Boeing and Lockheed Martin promised to build plants in India if the world's biggest arms importer chose their fighter jets and weapons. That was before President Donald Trump's America First call.

This week will be a test for that promise as the biggest U.S. defense contractors, Russia's MiG Corp. and Europe's Airbus line up to display their wares at an air show in Bengaluru in southern India.

Even as they compete for deals, they could find themselves torn between Trump's push for firms to keep jobs in the U.S. — he has singled out a number of multinational firms on Twitter for public criticism — and Prime Minister Narendra Modi's own program that seeks to tie military contracts to some of the manufacturing being done in India.

"All of us in Washington are guessing where Trump is going to land on these issues," said Alyssa Ayres, a senior fellow for India, Pakistan and South Asia at the Council on Foreign Relations in Washington, D.C. "He has certainly been very clear in his tweets and direct outreach to American companies that he wants to try to ensure that people don't move production facilities and try to retain jobs in the U.S."

India's Defense Minister Manohar Parrikar will use the air show to outline Modi's plans to boost the domestic defense industry by giving contracts to local companies, as well as asking foreigners to tie up with Indian firms, said people familiar with the plan.

Modi's promise to shell out $250 billion in the coming years on fighter jets, submarines, howitzers and helmets to modernize his armed forces came with one call — Make in India. Sensing an opportunity, local conglomerates Tata Group, Mahindra & Mahindra Ltd. and Larsen & Toubro Ltd. have expanded more into the defense sector and formed joint ventures with international manufacturers.

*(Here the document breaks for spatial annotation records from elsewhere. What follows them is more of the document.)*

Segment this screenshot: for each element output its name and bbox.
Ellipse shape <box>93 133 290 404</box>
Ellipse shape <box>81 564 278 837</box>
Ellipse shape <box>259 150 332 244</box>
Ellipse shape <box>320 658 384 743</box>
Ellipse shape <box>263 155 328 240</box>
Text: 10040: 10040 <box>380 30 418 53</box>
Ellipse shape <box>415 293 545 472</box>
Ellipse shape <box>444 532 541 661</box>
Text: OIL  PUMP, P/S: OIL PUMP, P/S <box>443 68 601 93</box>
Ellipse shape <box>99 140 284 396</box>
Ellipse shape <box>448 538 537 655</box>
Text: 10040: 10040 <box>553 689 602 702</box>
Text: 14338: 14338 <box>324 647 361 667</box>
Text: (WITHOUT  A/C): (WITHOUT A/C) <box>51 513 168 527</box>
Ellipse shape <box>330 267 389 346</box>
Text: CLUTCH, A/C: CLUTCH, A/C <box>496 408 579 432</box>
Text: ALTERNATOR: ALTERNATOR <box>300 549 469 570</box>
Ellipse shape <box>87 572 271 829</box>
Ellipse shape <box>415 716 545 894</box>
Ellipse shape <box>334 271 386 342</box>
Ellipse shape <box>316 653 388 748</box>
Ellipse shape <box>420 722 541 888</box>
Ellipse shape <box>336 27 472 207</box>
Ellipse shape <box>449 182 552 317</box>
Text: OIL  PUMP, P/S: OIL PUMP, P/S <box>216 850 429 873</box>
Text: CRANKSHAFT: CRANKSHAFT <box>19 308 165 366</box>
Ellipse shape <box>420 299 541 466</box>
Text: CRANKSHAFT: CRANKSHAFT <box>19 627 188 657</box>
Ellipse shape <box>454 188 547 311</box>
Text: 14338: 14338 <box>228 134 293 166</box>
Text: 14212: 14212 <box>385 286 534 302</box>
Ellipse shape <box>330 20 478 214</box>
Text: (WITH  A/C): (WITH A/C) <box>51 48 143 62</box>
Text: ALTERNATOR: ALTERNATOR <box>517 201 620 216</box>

India, which has traditionally relied on Russia and the former Soviet Union for fighter jets, is increasingly warming to the U.S.

In his first phone conversation with Parrikar, Defense Secretary Jim Mattis committed to build upon the "tremendous progress in bilateral defense cooperation made in recent years," a Pentagon spokesman said last week.

Modi's domestic manufacturing program is a centerpiece of his economic policy that seeks to boost manufacturing to 25 percent of gross domestic product by 2022 from 18 percent now, and aims to avoid dependence on foreign equipment, particularly in times of war.

Lockheed Martin offered to make its F-16 fighter jet in India, after India scrapped an initial tender with Paris-based Dassault Aviation for 126 planes. India later decided to directly buy just 36 fighter jets from the French government.

That still leaves the country short of planes, meaning potential deals worth billions of dollars are on offer.

The Trump administration will want to take a fresh look at some of Lockheed's proposals, including plans to build the F-16 in India, the company said. All previous orders from India have created jobs for Boeing in the U.S., Boeing India President Pratyush Kumar said in an interview.

The Chicago-based manufacturer sees no conflict between Trump's 'America First' and Modi's 'Make in India' calls, Kumar said separately on Monday in Bengaluru, adding the company is looking to sell locally made F/A-18 jets in the country.